Last week, TTT raised the question of the motivation for teaching soft skills, whether we should teach soft skills, and if we should teach them, then how do professors at HWC teach them. As promised, this TTT is a continuation of that. And this begins with a proposal for consideration: insofar as it is the purpose of education to prepare students for citizenship, as well as employment, and insofar as a democratic state with rights of free speech for its citizens depends upon citizens to insert their views in the local and national discourse, and insofar as those in positions of power may be blind to the conditions of those with less power, it becomes a duty for all citizens in such a state to effectively wield disobedience.
The final element of this proposal: if skills like “dressing professionally” are considered badge-worthy soft skills because it helps a student’s employability, then skills like “disobedience” be considered soft skills because it helps a student’s citizenship.
This weeks question is concerned with teaching disobedience. What would be the motivation for teaching disobedience? Should we teach disobedience? How do we, or how should we, teach disobedience? How do we teach our students to recognize situations where disobedience is the proper tool.
At first, this may sound like an odd question. Isn’t disobedience a bad quality? This is especially true if CCC’s primary mission involves preparing students for the workforce: if we teach students how to be disobedient, are we not undermining our primary mission?
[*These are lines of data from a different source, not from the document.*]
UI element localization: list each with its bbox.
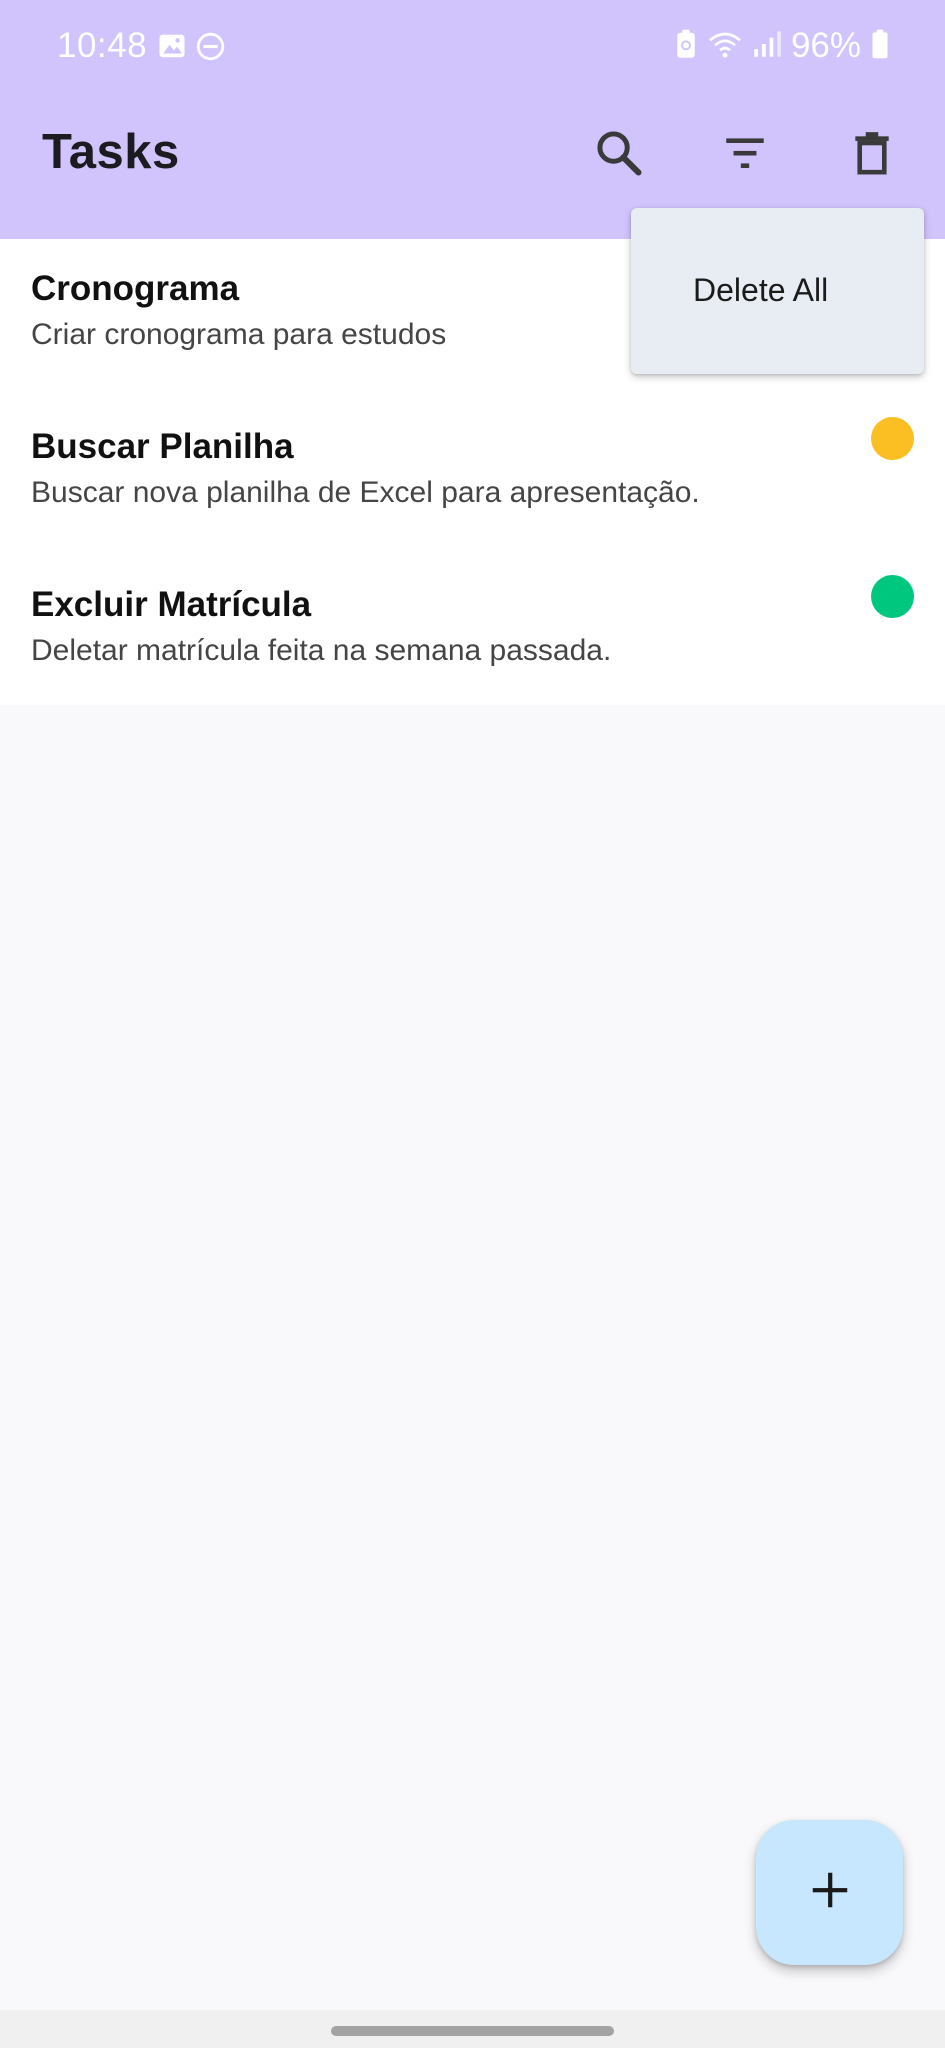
battery-saver-icon [675,29,697,64]
delete-icon [847,128,897,183]
delete-all-menu-item[interactable]: Delete All [693,272,828,309]
wifi-icon [707,29,743,64]
priority-indicator [871,575,914,618]
battery-percentage: 96% [790,26,861,65]
filter-icon [720,128,770,183]
search-icon [593,127,645,184]
priority-indicator [871,417,914,460]
task-title: Buscar Planilha [31,427,294,466]
navigation-bar [0,2010,945,2048]
status-bar: 10:48 96% [0,0,945,95]
task-item[interactable]: Buscar Planilha Buscar nova planilha de … [0,397,945,555]
delete-button[interactable] [843,126,901,184]
task-description: Criar cronograma para estudos [31,318,447,351]
add-task-button[interactable] [756,1820,903,1965]
signal-icon [753,30,781,63]
task-title: Excluir Matrícula [31,585,312,624]
page-title: Tasks [42,125,180,179]
overflow-menu: Delete All [631,208,924,374]
status-indicators: 96% [675,26,889,66]
task-title: Cronograma [31,269,240,308]
battery-icon [871,29,889,64]
gesture-handle[interactable] [331,2026,614,2036]
task-description: Buscar nova planilha de Excel para apres… [31,476,700,509]
image-icon [157,31,187,66]
app-bar: 10:48 96% Tasks [0,0,945,239]
do-not-disturb-icon [195,31,226,67]
task-item[interactable]: Excluir Matrícula Deletar matrícula feit… [0,555,945,713]
search-button[interactable] [590,126,648,184]
task-description: Deletar matrícula feita na semana passad… [31,634,612,667]
filter-button[interactable] [716,126,774,184]
status-time: 10:48 [57,26,148,65]
add-icon [807,1867,853,1918]
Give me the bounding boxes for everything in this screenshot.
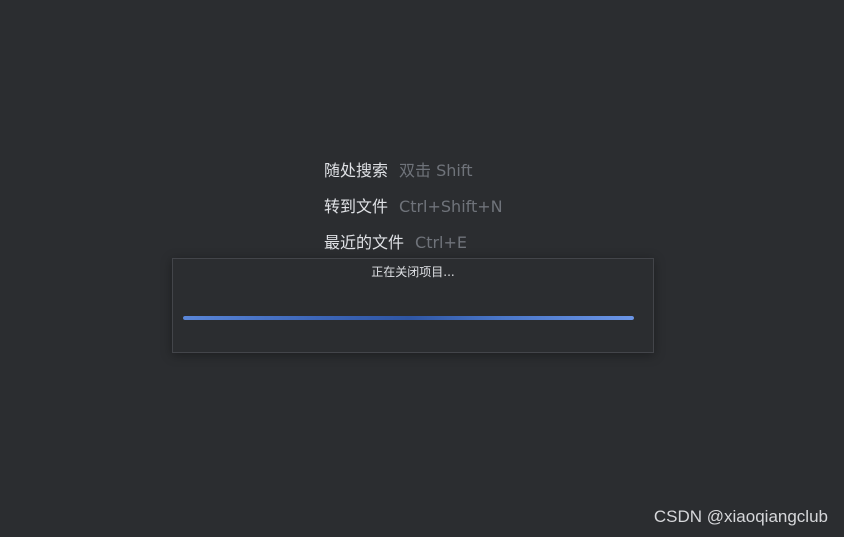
empty-editor-hints: 随处搜索 双击 Shift 转到文件 Ctrl+Shift+N 最近的文件 Ct… bbox=[324, 160, 503, 268]
hint-shortcut: Ctrl+E bbox=[415, 233, 467, 252]
progress-title: 正在关闭项目... bbox=[371, 265, 455, 279]
hint-label: 转到文件 bbox=[324, 197, 389, 216]
hint-label: 最近的文件 bbox=[324, 233, 405, 252]
progress-bar bbox=[183, 316, 634, 320]
watermark: CSDN @xiaoqiangclub bbox=[653, 507, 828, 526]
hint-shortcut: 双击 Shift bbox=[399, 161, 473, 180]
hint-shortcut: Ctrl+Shift+N bbox=[399, 197, 503, 216]
hint-search-everywhere: 随处搜索 双击 Shift bbox=[324, 160, 503, 196]
progress-fill bbox=[183, 316, 634, 320]
hint-go-to-file: 转到文件 Ctrl+Shift+N bbox=[324, 196, 503, 232]
hint-label: 随处搜索 bbox=[324, 161, 389, 180]
progress-dialog: 正在关闭项目... bbox=[172, 258, 654, 353]
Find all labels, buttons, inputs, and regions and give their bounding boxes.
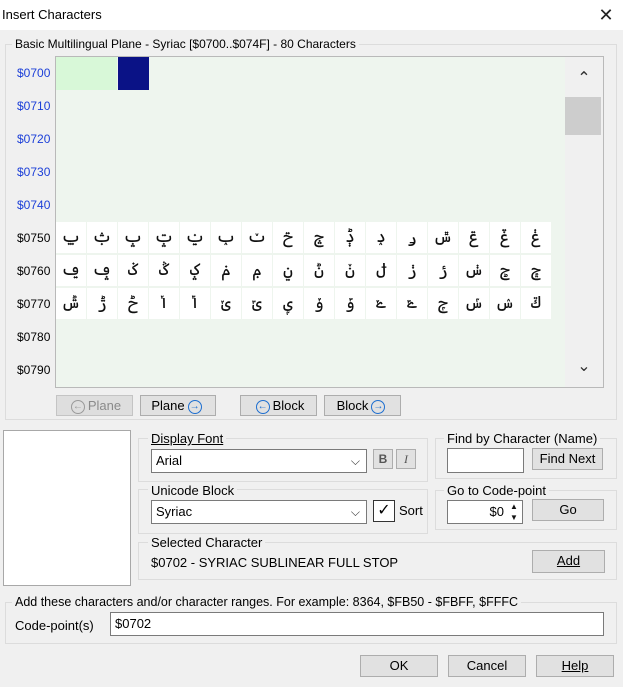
add-button-label: Add (556, 553, 581, 568)
row-label: $0740 (17, 198, 51, 212)
find-input[interactable] (447, 448, 524, 473)
chevron-down-icon: ⌵ (350, 505, 360, 519)
row-label: $0700 (17, 66, 51, 80)
block-prev-label: Block (272, 398, 305, 413)
row-label: $0710 (17, 99, 51, 113)
plane-next-button[interactable]: Plane → (140, 395, 216, 416)
go-button[interactable]: Go (532, 499, 604, 521)
plane-next-label: Plane (151, 398, 185, 413)
chevron-down-icon: ⌵ (350, 454, 360, 468)
codepoints-label: Code-point(s) (15, 618, 94, 633)
goto-label: Go to Code-point (444, 483, 550, 498)
add-characters-hint: Add these characters and/or character ra… (12, 595, 522, 609)
help-button[interactable]: Help (536, 655, 614, 677)
unicode-block-select[interactable]: Syriac ⌵ (151, 500, 367, 524)
charset-group-label: Basic Multilingual Plane - Syriac [$0700… (12, 37, 359, 51)
block-prev-button[interactable]: ← Block (240, 395, 317, 416)
spin-down-icon[interactable]: ▼ (507, 512, 521, 523)
block-next-label: Block (336, 398, 369, 413)
close-icon[interactable]: ✕ (592, 3, 620, 27)
row-label: $0750 (17, 231, 51, 245)
italic-toggle[interactable]: I (396, 449, 416, 469)
selected-character-value: $0702 - SYRIAC SUBLINEAR FULL STOP (151, 555, 399, 570)
codepoints-input[interactable]: $0702 (110, 612, 604, 636)
help-button-label: Help (561, 658, 589, 673)
sort-checkbox[interactable]: ✓ (373, 500, 395, 522)
row-label: $0770 (17, 297, 51, 311)
arrow-right-icon: → (187, 399, 202, 414)
selected-character-label: Selected Character (148, 535, 266, 550)
character-preview (3, 430, 131, 586)
row-label: $0790 (17, 363, 51, 377)
row-label: $0730 (17, 165, 51, 179)
row-label: $0780 (17, 330, 51, 344)
arrow-left-icon: ← (70, 399, 85, 414)
unicode-block-value: Syriac (156, 504, 193, 519)
plane-prev-button[interactable]: ← Plane (56, 395, 133, 416)
add-button[interactable]: Add (532, 550, 605, 573)
sort-label: Sort (399, 503, 423, 518)
spin-up-icon[interactable]: ▲ (507, 501, 521, 512)
cancel-button[interactable]: Cancel (448, 655, 526, 677)
scroll-thumb[interactable] (565, 97, 601, 135)
find-next-button[interactable]: Find Next (532, 448, 603, 470)
character-grid-border (55, 56, 604, 388)
block-next-button[interactable]: Block → (324, 395, 401, 416)
scroll-up-icon[interactable]: ⌃ (565, 59, 603, 99)
goto-value: $0 (489, 504, 504, 519)
display-font-value: Arial (156, 453, 183, 468)
plane-prev-label: Plane (87, 398, 122, 413)
arrow-left-icon: ← (255, 399, 270, 414)
ok-button[interactable]: OK (360, 655, 438, 677)
row-label: $0760 (17, 264, 51, 278)
display-font-label: Display Font (148, 431, 227, 446)
display-font-select[interactable]: Arial ⌵ (151, 449, 367, 473)
scroll-down-icon[interactable]: ⌄ (565, 347, 603, 387)
arrow-right-icon: → (371, 399, 386, 414)
window-title: Insert Characters (2, 7, 102, 22)
bold-toggle[interactable]: B (373, 449, 393, 469)
row-label: $0720 (17, 132, 51, 146)
unicode-block-label: Unicode Block (148, 483, 238, 498)
find-label: Find by Character (Name) (444, 431, 601, 446)
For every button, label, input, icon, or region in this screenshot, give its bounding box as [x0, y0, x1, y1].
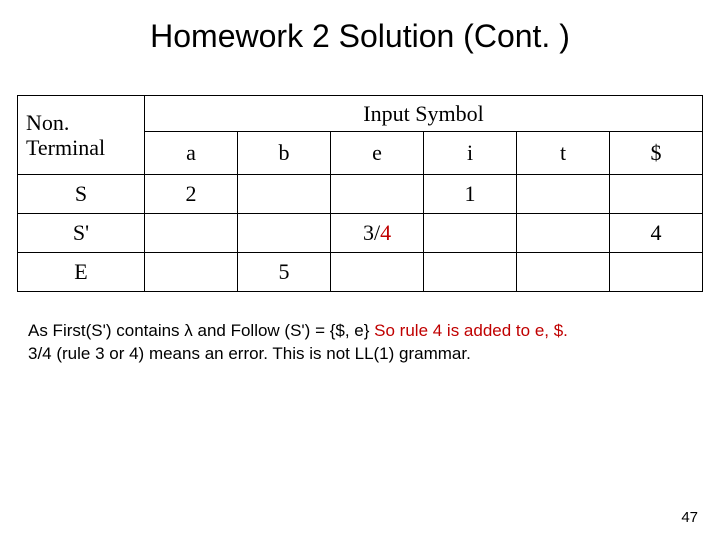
cell-S-a: 2	[145, 175, 238, 214]
cell-S-dollar	[610, 175, 703, 214]
header-nonterminal: Non. Terminal	[18, 96, 145, 175]
note-line1b: So rule 4 is added to e, $.	[374, 321, 568, 340]
header-input-symbol: Input Symbol	[145, 96, 703, 132]
cell-S-b	[238, 175, 331, 214]
col-b: b	[238, 132, 331, 175]
note-line1a: As First(S') contains λ and Follow (S') …	[28, 321, 374, 340]
table-row: E 5	[18, 253, 703, 292]
cell-Sp-e-err: 4	[380, 220, 391, 245]
cell-Sp-e-pre: 3/	[363, 220, 380, 245]
col-a: a	[145, 132, 238, 175]
slide-title: Homework 2 Solution (Cont. )	[0, 0, 720, 95]
cell-Sp-dollar: 4	[610, 214, 703, 253]
col-t: t	[517, 132, 610, 175]
table-row: S 2 1	[18, 175, 703, 214]
row-label-E: E	[18, 253, 145, 292]
col-dollar: $	[610, 132, 703, 175]
cell-E-t	[517, 253, 610, 292]
col-i: i	[424, 132, 517, 175]
page-number: 47	[681, 509, 698, 526]
cell-E-dollar	[610, 253, 703, 292]
cell-S-e	[331, 175, 424, 214]
row-label-Sp: S'	[18, 214, 145, 253]
cell-S-i: 1	[424, 175, 517, 214]
explanation-text: As First(S') contains λ and Follow (S') …	[0, 292, 720, 366]
cell-E-a	[145, 253, 238, 292]
header-nt-line2: Terminal	[26, 135, 105, 160]
col-e: e	[331, 132, 424, 175]
cell-E-e	[331, 253, 424, 292]
cell-E-b: 5	[238, 253, 331, 292]
cell-Sp-i	[424, 214, 517, 253]
row-label-S: S	[18, 175, 145, 214]
cell-Sp-b	[238, 214, 331, 253]
cell-Sp-a	[145, 214, 238, 253]
header-nt-line1: Non.	[26, 110, 69, 135]
note-line2: 3/4 (rule 3 or 4) means an error. This i…	[28, 344, 471, 363]
cell-Sp-e: 3/4	[331, 214, 424, 253]
cell-S-t	[517, 175, 610, 214]
parse-table: Non. Terminal Input Symbol a b e i t $ S…	[17, 95, 703, 292]
cell-Sp-t	[517, 214, 610, 253]
table-row: S' 3/4 4	[18, 214, 703, 253]
cell-E-i	[424, 253, 517, 292]
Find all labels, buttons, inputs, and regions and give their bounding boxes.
However, it does not take long to find important cases in both history and in our own lives to find examples of disobedience that we not only find acceptable, but even heroic and revolutionary. Nearly every political, religious, social, and otherwise ideological movement is based on heroes of disobedience: Anne Hutchinson, Malcolm X, and Charles Darwin, to pull just the smallest smattering from a legion. But we can agree they are heroes while still demanding obedience–either in our voice or in our hearts–from the subordinates we see and speak to on a daily basis.
But is disobedience a skill, or is it simply a choice? We may say that disobedience is simply an action that bold or rebellious individuals or groups engage in once they recognize injustice or frustrated by their situation. On the other hand, we may argue that effective disobedience begins with the proper recognition that the current situation is unjust and requires disobedience. And, like courage, it is one think to say to one’s self, “now is the time for disobedience,” and something quite different to confront authority and engage in disobedience. Like courage, the exercise of confronting adversity enables one to more capably confront it subsequently. This combination of the enhancement of the cognitive recognition plus the enhancement of one’s abilities through practice is the very definition of “skill:” something that can be enhanced through practice and education.
According to a few now infamous psychology experiments, human beings can be notoriously obedient when commanded by authority, even if ordered to do something that strikes them as obviously immoral. The experiments I linked to, the Steven Milgram shock experiment and the Philip Zombardo Stanford prison experiment, are examples of obedience where otherwise normal individuals willingly engage in harming other people.
Last week, I ran into a couple articles about a new experiment (the journal article is unfortunately behind a pay wall) that looked at why some people are obedient and others disobedient. The researcher, Matthew Hollander, was interested in the Milgram experiment and what was the difference between those who obey and disobey. Hollander observed that all participants attempted to disobey: they made the choice. However, only a minority were capable of disobeying. Disobedience, it seems, is not merely a choice, or else nearly everyone would have disobeyed.
Furthermore, Hollander believes his research supports the notion that effective disobedience can be improved through training. As one article states,
“If people could be trained to tap practices for resistance like those outlined in Hollander’s analysis, they may be better equipped to stand up to an illegal, unethical or inappropriate order from a superior. And not just in extreme situations, according to Maynard.
“‘It doesn’t have to be the Nazis or torture at Abu Ghraib prison in Iraq or in the CIA interrogations described in the recent U.S. Senate report,’ [Hollander] says. ‘Think of the pilot and copilot in a plane experiencing an emergency or a school principal telling a teacher to discipline a student, and the difference it could make if the subordinate could be respectfully, effectively resistive and even disobedient when ethically necessary or for purposes of social justice.'” (Source)
And if we tend to be obedient in such explicit situations, how much more often are we obedient to authority where their commands much less obviously lead to injustices and malpractices? If a student is disobedient in a classroom, how do you, as the authority, determine if it was a meritorious form of disobedience, or to we all too often believe that “disobedience is good, but there is no good reason for someone to be disobedient in my classroom.” What would a student need to say or do to effectively practice disobedience then?